100 Days a Slave: The Christian Girls Kidnapped by Boko Haram
Today marks the 100th day that 276 schoolgirls from Chibok have been held captive by the Islamist terrorists of Boko Haram. It also marks the 100th day during which Nigeria, its neighbors, allies, and the United States, a strategic partner of Nigeria, have failed to locate or rescue the girls.
Most of the girls, it is feared, have been forced into sex slavery. On May 30th it was reported that two of the kidnapped girls were found tied to a tree, raped and half-dead. Four other girls had been killed for being “stubborn and uncooperative.” A handful have escaped.
On the night of April 14th, Boko Haram jihadists swept into the campus of the Government Secondary School near the city of Chibok in northeastern Nigeria. According to some accounts, when the members of Boko Haram first arrived at the school they asked where the male students were.
In a previous attack on a boys school, Boko Haram had demanded that the boys drop their pants; Boko Haram cut the throats of those with pubic hair, (?who had reached puberty) and left those who had not, thus following the stricture that ?they do not kill "children."
In that attack at the Federal College of Buni Yadi on February 24, 50 boys between the ages of 11 and 18 were killed.
Abubakar Shekau, the leader of Boko Haram, posted a video online in which he said, “Slavery is allowed in my religion, and I shall capture people and make them slaves.” The girls have allegedly been sold as brides to members of Boko Haram for $12.50 each. Now there are reports that some of the girls are pregnant.
Human Rights lawyer Emmanuel Ogebe (far right) outside the Nigerian Embassy in Washington DC, marking the 100th day of captivity of the Chibok schoolgirls.
Protestors gathered today outside the Nigerian Embassy in Washington DC to mark the 100th day since the girls’ abduction.
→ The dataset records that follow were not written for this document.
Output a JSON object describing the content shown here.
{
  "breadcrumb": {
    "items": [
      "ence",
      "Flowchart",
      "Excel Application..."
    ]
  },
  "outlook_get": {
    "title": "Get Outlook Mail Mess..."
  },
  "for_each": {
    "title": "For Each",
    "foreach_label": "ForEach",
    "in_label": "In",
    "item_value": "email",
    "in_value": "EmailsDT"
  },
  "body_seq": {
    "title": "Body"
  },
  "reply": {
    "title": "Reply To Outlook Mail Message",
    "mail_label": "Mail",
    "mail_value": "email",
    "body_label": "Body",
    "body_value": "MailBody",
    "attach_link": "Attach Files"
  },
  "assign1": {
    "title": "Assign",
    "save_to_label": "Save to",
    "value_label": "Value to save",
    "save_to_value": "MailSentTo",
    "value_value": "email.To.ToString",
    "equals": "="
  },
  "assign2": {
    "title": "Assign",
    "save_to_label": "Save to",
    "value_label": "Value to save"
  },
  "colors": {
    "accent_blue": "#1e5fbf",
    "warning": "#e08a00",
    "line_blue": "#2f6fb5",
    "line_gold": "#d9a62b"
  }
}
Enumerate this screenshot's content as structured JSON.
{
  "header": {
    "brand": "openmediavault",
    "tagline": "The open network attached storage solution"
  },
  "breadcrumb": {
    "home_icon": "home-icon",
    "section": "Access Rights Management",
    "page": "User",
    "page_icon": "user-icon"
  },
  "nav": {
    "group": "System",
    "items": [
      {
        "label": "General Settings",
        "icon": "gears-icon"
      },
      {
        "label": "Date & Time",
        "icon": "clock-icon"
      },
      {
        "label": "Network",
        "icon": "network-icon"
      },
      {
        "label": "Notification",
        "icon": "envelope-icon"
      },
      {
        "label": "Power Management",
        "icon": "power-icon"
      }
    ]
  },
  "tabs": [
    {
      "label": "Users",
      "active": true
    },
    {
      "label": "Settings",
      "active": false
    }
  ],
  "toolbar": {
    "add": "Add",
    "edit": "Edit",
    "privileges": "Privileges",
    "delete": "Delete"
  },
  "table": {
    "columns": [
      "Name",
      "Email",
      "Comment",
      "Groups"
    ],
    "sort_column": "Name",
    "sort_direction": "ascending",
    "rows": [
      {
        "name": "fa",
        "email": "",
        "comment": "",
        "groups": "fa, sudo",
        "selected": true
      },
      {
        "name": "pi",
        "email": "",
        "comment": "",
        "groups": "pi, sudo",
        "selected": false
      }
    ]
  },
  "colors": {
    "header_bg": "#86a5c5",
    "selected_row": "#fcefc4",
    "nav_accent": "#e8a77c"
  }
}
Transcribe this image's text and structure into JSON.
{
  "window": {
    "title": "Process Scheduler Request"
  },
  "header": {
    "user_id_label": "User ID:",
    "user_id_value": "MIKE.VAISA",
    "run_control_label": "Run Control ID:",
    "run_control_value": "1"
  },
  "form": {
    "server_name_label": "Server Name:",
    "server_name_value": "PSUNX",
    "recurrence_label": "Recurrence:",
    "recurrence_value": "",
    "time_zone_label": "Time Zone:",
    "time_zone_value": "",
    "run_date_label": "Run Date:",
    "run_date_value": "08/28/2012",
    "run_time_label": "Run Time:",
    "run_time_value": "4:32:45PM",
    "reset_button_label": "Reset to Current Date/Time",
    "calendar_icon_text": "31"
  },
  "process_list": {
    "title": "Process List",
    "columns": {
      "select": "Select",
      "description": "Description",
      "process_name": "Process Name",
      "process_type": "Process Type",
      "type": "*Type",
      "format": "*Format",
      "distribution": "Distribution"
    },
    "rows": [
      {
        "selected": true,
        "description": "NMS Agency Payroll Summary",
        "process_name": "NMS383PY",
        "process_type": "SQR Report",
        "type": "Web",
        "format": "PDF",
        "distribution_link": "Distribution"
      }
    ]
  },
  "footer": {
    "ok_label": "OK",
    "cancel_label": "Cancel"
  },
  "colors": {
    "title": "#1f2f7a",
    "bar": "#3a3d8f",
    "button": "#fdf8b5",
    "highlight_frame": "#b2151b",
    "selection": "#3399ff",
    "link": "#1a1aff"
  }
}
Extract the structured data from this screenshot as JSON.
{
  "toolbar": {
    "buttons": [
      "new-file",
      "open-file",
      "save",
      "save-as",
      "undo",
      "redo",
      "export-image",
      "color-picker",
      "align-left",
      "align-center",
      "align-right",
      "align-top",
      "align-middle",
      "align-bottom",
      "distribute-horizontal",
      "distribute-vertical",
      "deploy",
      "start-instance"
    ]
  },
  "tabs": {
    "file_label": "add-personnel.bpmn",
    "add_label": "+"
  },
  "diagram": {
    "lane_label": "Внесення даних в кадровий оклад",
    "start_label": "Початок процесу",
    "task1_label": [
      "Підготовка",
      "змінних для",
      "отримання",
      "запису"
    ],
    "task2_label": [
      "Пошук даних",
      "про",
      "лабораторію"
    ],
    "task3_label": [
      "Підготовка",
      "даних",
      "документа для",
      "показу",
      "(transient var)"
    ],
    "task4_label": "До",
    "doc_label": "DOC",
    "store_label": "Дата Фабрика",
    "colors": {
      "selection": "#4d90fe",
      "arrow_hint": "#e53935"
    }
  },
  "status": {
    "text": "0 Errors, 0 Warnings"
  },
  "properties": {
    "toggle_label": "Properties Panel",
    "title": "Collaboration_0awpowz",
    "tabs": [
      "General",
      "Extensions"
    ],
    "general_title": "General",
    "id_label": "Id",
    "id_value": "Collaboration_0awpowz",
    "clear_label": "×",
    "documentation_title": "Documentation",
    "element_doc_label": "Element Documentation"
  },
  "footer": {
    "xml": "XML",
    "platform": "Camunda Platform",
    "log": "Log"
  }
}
Human rights lawyer Emmanuel Ogebe said, “Boko Haram is waging a relentless war against Nigeria’s Christians and the world is doing nothing to stop it. The abduction of these innocent schoolgirls is a tragedy that has upset millions across the globe, and yet our governments are incapable of rescuing them.”
The Nigerian Armed Forces admitted to having had four hours’ advance notice of the abduction but claimed they were unable to mobilize forces to protect the girls. Two days ago, on July 22nd, Nigerian President Goodluck Jonathan met with a few of the abducted schoolgirls who had managed to escape. But he remains widely criticized by Nigerians and by citizens around the globe for his government’s incompetence in locating and rescuing the girls. President Jonathan is expected to be in Washington in early August for the U.S. Africa Leaders Summit.